Beltram antwortete nicht. Grübelnd stierte er in die Flammen, die mit ihrer flackernden Beleuchtung seinen riesenhaften Schatten auf der Wand tanzen machten, daß es sich ausnahm, als sei derselbe mittelst eines Strickes an der Decke befestigt und in den letzten Todeszuckungen begriffen gewesen.

»Leberecht, ich frage Dich, wie viel Uhr es ist? Kannst Du nicht antworten, Du Unglücksrabe, oder bist Du taub geworden?« fragte die Mutter mit gehobener Stimme.

»Wenn Deine Ohren nicht schlechter sind, als die meinigen, mußt Du gehört haben, daß es eben halb zwölf schlug,« antwortete Beltram endlich, ohne seine Haltung zu verändern, »ich wundere mich, daß Du dergleichen fragst; die Zeit, in welcher ich goldene Uhren trage, ist noch nicht gekommen.«

»Wird auch nicht kommen, so lange Du Dich nicht über die Stellung eines elenden Actenschmierers zu erheben vermagst,« keifte die Mutter weiter, »und dabei läßt Du mich hungern und frieren und im Elend untergehen, Du ungerathene, treulose Brut, als ob Du das, was Dich zu Deiner Stellung befähigt, nur Dir selbst verdanktest.«

Beltram zuckte ungeduldig die Achseln. »Mutter,« begann er nach kurzem Sinnen, »wem ich's verdanke, weiß ich selbst am besten; übrigens ist es unnöthig, nur ein einziges Wort darüber zu verlieren; fährst Du indessen fort, mich in einer solchen Weise zu belästigen, so bin ich gezwungen, mich von Dir zu trennen, und Du magst dann zusehen, wie Du Dich durchschlägst.«

Diese Drohung blieb nicht ohne Wirkung auf die boshafte Megäre, denn anstatt über die krasse Lieblosigkeit in erhöhte Wuth zu gerathen, zeigte das häßliche Antlitz plötzlich den Ausdruck großer Besorgniß.

»Du wolltest Dich von mir trennen?« fragte sie mit weinerlicher Stimme, während ihre Finger die verborgene Flasche krampfhaft umschlossen, »von mir, Deiner Mutter, dem einzigen lebendigen Wesen, welches noch mit Zärtlichkeit an Dir hängt?

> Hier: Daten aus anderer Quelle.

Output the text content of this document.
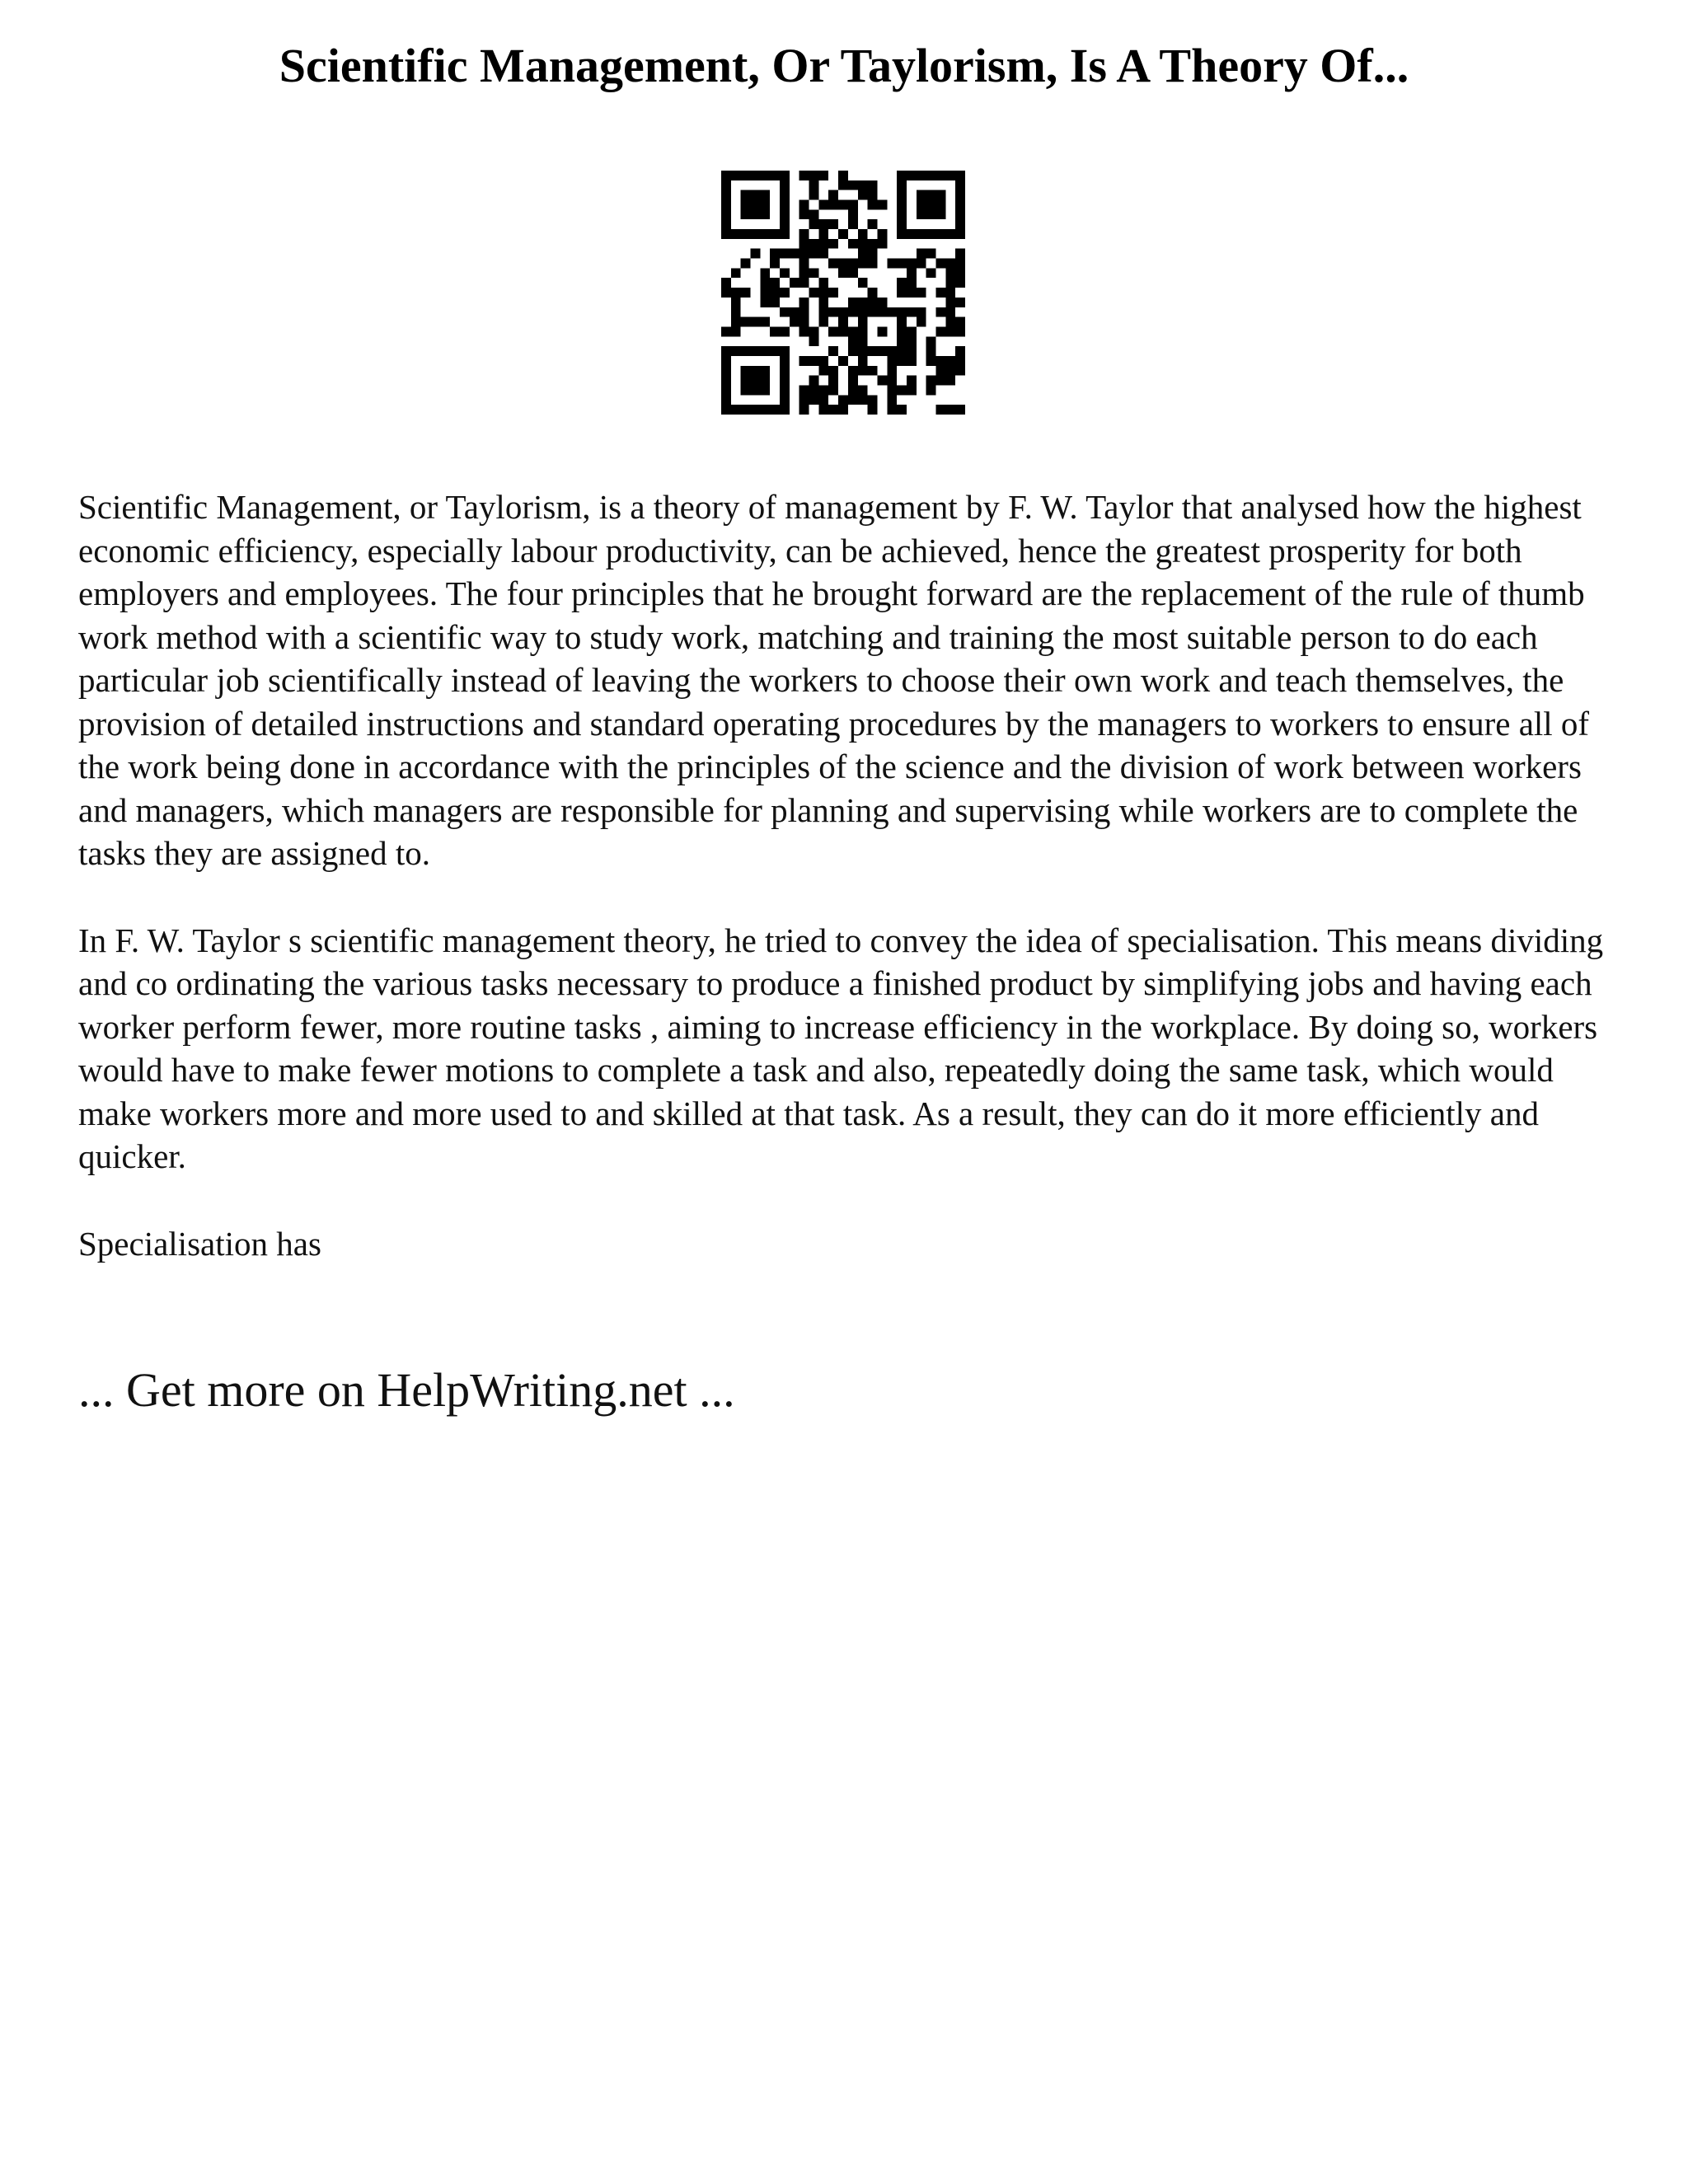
Scientific Management, Or Taylorism, Is A Theory Of...

Scientific Management, or Taylorism, is a theory of management by F. W. Taylor that analysed how the highest economic efficiency, especially labour productivity, can be achieved, hence the greatest prosperity for both employers and employees. The four principles that he brought forward are the replacement of the rule of thumb work method with a scientific way to study work, matching and training the most suitable person to do each particular job scientifically instead of leaving the workers to choose their own work and teach themselves, the provision of detailed instructions and standard operating procedures by the managers to workers to ensure all of the work being done in accordance with the principles of the science and the division of work between workers and managers, which managers are responsible for planning and supervising while workers are to complete the tasks they are assigned to.

In F. W. Taylor s scientific management theory, he tried to convey the idea of specialisation. This means dividing and co ordinating the various tasks necessary to produce a finished product by simplifying jobs and having each worker perform fewer, more routine tasks , aiming to increase efficiency in the workplace. By doing so, workers would have to make fewer motions to complete a task and also, repeatedly doing the same task, which would make workers more and more used to and skilled at that task. As a result, they can do it more efficiently and quicker.

Specialisation has

... Get more on HelpWriting.net ...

Oder bildest Du Dir etwa ein, daß außer mir noch Jemand in der Welt Freundschaft und Theilnahme für Dich, den häßlichen, niedrigen und verachteten Schreiber hege?«

»Ob häßlich oder nicht, ob reich oder arm, ob verachtet oder geehrt,« entgegnete Beltram mürrisch, »auch meine Zeit muß kommen, eine Zeit, in welcher mir mehr Liebe und Ehre zu Gebote stehen, als ich gebrauche.«

»Ich trau' Dir's schon zu,« fuhr die Mutter eifrig fort, »denn Du bist klug, ausnehmend klug und weißt jede Gelegenheit zu Deinem Vortheil auszunutzen, und wenn Du erst den Anfang gemacht hast, wirst Du nicht auf derselben Stelle stehen bleiben –«

»Der Anfang ist längst gemacht,« fiel Beltram unwirsch ein, und indem er das Feuer schürte, beleuchteten die Flammen ein Antlitz, auf welchem die Dämonen rasender Leidenschaften ihr unheimliches Spiel trieben.

»Und wenn Du den Anfang gemacht hast,« nahm die Mutter alsbald wieder das Wort, »warum leben wir denn noch immer in Noth und Elend? Aber ich errathe, Du möchtest Alles für Dich behalten, und mich willst Du verstoßen; ich sehe Dich schon, wie Du in einer feinen Karosse bei mir vorüberfährst und dem alten Bettelweibe, welches Du nicht mehr als Deine Mutter anerkennst, ein paar Pfennige zuwirfst.«

»Störe mich nicht mit Deinen Klageliedern,« schnitt Beltram die Rede seiner Mutter ab; »daß ich Dich nicht verhungern lasse, versteht sich von selbst; Du sollst sogar Dein gutes und reichliches Brod und eine wohleingerichtete, warme Stube haben, wenn Du meine Anordnungen pünktlich erfüllst.«

»Alles, Alles will ich thun für gutes Brod, warmes Obdach und vielleicht noch ein kleines Taschengeld zu Nebenausgaben, wenn die Bedingungen nicht zu schwer sind. Ich weiß, Du verlangst Schweigen; als ob ich einfältig genug wäre, durch Plaudern uns Beide in's Unglück zu stürzen!«

»Ich verlange mehr, als Schweigen,« versetzte Beltram hart, »ich verlange, daß Du, nachdem wir uns getrennt haben, niemals die Schwelle meines Hauses überschreitest – wir müssen vollständig geschieden von einander leben, ja, Einer den Andern bei einer zufälligen Begegnung nicht einmal kennen. Dagegen verspreche ich Dir, daß es Dir an nichts fehlen soll; ich werde Dich regelmäßig besuchen, um mich von Deinem Ergehen zu überzeugen; doch vergiß nicht: das geringste Zuwiderhandeln gegen meinen Willen, und im Arbeitshause ist eine Stelle für Dich offen.« –

Aus den blöden Augen der alten Frau schoß ein Blitz des giftigsten Hasses auf ihren Sohn; sie beherrschte sich aber, und einen sie vernichtenden Schmerz erheuchelnd, rief sie jammernd aus:

»Mein eigen Kind schämt sich seiner Mutter! Doch ich will mich trösten, ich will Alles thun, was Du verlangst, wenn ich dafür nicht mehr mit Schwefelhölzchen durch die Straßen zu schleichen brauche und trotzdem mein gutes Brod und etwas Geld zu Nebenausgaben habe –«

Dumpf tönten aus der Ferne die Glockenschläge herüber, welche Mitternacht verkündigten.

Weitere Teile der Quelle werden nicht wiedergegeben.